DIGITAL LIBRARY
| JUDUL | : | OPTIMASI BACKWARD ELIMINATION DENGAN PENDEKATAN MULTI FILTER FEATURE SELECTION PADA SOFTWARE DEFECT PREDICTION | |
| PENGARANG | : | MUHAMMAD KHALID MAULANA | |
| PENERBIT | : | UNIVERSITAS LAMBUNG MANGKURAT | |
| TANGGAL | : | 2026-06-04 |
Software Defect Prediction (SDP) bertujuan untuk mengidentifikasi modul yang cacat sejak awal siklus pengembangan perangkat lunak guna meningkatkan kualitas perangkat lunak dan mengurangi biaya pemeliharaan. Namun, dataset SDP umumnya mengalami dimensionalitas tinggi, redundansi fitur, dan ketidakseimbangan kelas, yang dapat menurunkan performa dan stabilitas model. Penelitian ini mengusulkan kerangka seleksi fitur hybrid untuk mengatasi tantangan tersebut dan meningkatkan performa prediksi. Pendekatan yang diusulkan mengintegrasikan Combined Corre-lation and Mutual Information (CONMI), yang menggabungkan Pearson Correlation Coefficient (PCC) dan Mutual Information (MI) untuk menangkap relevansi fitur linear maupun nonlinear.
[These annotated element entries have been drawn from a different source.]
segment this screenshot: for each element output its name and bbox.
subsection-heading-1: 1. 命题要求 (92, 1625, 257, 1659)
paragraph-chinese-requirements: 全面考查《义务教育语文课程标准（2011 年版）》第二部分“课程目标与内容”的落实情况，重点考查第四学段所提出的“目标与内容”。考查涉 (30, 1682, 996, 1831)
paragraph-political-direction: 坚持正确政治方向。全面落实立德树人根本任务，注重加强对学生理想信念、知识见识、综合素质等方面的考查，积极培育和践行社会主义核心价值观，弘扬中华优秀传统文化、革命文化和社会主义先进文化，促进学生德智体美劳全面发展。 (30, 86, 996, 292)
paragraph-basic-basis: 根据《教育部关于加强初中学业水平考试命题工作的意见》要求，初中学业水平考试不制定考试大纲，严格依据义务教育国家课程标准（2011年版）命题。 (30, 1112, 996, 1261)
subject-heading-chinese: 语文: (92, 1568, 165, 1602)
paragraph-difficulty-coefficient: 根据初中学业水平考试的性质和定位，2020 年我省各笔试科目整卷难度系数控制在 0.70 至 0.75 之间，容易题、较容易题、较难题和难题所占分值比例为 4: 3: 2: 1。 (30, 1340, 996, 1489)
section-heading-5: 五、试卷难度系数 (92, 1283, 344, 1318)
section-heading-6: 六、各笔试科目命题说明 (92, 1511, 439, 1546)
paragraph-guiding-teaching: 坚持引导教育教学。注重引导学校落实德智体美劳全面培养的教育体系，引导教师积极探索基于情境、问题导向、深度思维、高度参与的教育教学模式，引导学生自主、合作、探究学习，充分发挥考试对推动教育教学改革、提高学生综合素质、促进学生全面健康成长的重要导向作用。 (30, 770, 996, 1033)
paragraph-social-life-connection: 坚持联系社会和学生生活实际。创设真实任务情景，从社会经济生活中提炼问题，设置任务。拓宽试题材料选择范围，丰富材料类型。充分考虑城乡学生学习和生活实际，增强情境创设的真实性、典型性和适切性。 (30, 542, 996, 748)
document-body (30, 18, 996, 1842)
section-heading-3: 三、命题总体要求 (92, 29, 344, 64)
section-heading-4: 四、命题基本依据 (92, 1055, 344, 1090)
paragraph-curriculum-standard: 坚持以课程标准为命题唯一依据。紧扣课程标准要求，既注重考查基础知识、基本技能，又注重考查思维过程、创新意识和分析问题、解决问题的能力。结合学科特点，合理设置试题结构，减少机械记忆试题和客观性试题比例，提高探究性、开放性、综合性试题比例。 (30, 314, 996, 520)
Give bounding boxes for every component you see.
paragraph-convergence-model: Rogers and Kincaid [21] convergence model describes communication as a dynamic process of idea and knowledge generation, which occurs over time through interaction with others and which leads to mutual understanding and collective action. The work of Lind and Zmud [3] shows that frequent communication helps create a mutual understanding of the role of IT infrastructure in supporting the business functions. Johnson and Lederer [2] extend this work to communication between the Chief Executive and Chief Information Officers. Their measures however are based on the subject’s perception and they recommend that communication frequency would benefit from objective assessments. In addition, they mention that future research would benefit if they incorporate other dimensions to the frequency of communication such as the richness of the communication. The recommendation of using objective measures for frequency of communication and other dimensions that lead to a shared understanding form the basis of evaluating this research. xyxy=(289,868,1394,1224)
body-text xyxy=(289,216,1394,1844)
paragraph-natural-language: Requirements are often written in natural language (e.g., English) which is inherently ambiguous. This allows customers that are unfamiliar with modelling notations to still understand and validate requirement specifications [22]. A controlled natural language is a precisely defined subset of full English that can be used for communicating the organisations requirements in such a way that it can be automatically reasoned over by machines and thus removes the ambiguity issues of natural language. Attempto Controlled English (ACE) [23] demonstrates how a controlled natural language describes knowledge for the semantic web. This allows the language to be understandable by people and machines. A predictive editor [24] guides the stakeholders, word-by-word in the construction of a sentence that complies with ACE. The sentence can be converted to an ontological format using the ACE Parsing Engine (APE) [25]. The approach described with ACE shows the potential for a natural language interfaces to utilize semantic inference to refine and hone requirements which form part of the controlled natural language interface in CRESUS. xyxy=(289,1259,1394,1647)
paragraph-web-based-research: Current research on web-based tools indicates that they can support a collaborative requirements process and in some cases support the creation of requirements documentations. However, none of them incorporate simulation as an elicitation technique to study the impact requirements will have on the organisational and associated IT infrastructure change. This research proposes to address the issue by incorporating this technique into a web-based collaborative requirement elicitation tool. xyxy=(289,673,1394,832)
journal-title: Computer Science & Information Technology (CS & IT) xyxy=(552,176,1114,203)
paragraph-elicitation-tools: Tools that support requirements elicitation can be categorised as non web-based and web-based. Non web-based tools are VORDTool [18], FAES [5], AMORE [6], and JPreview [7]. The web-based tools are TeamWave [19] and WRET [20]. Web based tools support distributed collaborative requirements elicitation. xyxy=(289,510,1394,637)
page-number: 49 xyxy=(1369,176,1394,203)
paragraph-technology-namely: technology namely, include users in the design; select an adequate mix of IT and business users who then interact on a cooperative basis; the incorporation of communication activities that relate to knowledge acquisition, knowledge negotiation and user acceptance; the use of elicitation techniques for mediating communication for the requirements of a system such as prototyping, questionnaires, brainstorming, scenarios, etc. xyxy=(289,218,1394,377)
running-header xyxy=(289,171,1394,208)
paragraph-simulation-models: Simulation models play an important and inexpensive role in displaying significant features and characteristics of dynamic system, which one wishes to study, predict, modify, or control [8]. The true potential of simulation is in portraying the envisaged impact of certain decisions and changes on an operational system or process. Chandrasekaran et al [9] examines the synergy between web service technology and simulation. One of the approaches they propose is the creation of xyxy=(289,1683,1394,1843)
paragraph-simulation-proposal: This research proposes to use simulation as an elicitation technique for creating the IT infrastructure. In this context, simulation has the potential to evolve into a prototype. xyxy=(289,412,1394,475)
Fitur terpilih kemudian disempurnakan melalui seleksi Top-K, filtering berbasis korelasi untuk mengu-rangi multikolinearitas, dan Backward Elimination (BE) untuk memperoleh subset fitur optimal. Untuk mengatasi ketidakseimbangan kelas, SMOTE-Tomek diterapkan dengan mengombinasikan teknik oversampling dan pembersihan data. Eksperimen dilakukan pada dua belas dataset NASA MDP menggunakan classifier Logistic Regression (LR) dan Naïve Bayes (NB). Hasil menunjukkan bahwa kerangka yang diusulkan secara konsisten mencapai performa terbaik, dengan Logistic Regression yang dikombinasikan dengan SMOTE-Tomek memperoleh rata-rata AUC tertinggi sebesar 0,7923 ± 0,0714, sedangkan NB memperoleh 0,7554 ± 0,0580. Analisis statistik menggunakan paired t-test menunjukkan bahwa metode yang diusulkan secara signifikan mengungguli MI+SMOTE-Tomek dan BE+SMOTE-Tomek untuk Logistic Regression, sedangkan tidak ditemukan perbedaan signifikan pada NB. Selain meningkatkan performa klasifikasi secara keseluruhan (AUC), pendekatan yang diusulkan juga meningkatkan deteksi kelas minoritas yang tercermin dari peningkatan Recall dan F1-score. Secara keseluruhan, kerangka hybrid yang diusulkan memberikan solusi yang efektif dan andal untuk prediksi cacat perangkat lunak, khususnya pada dataset berdimensi tinggi dan tidak seimbang.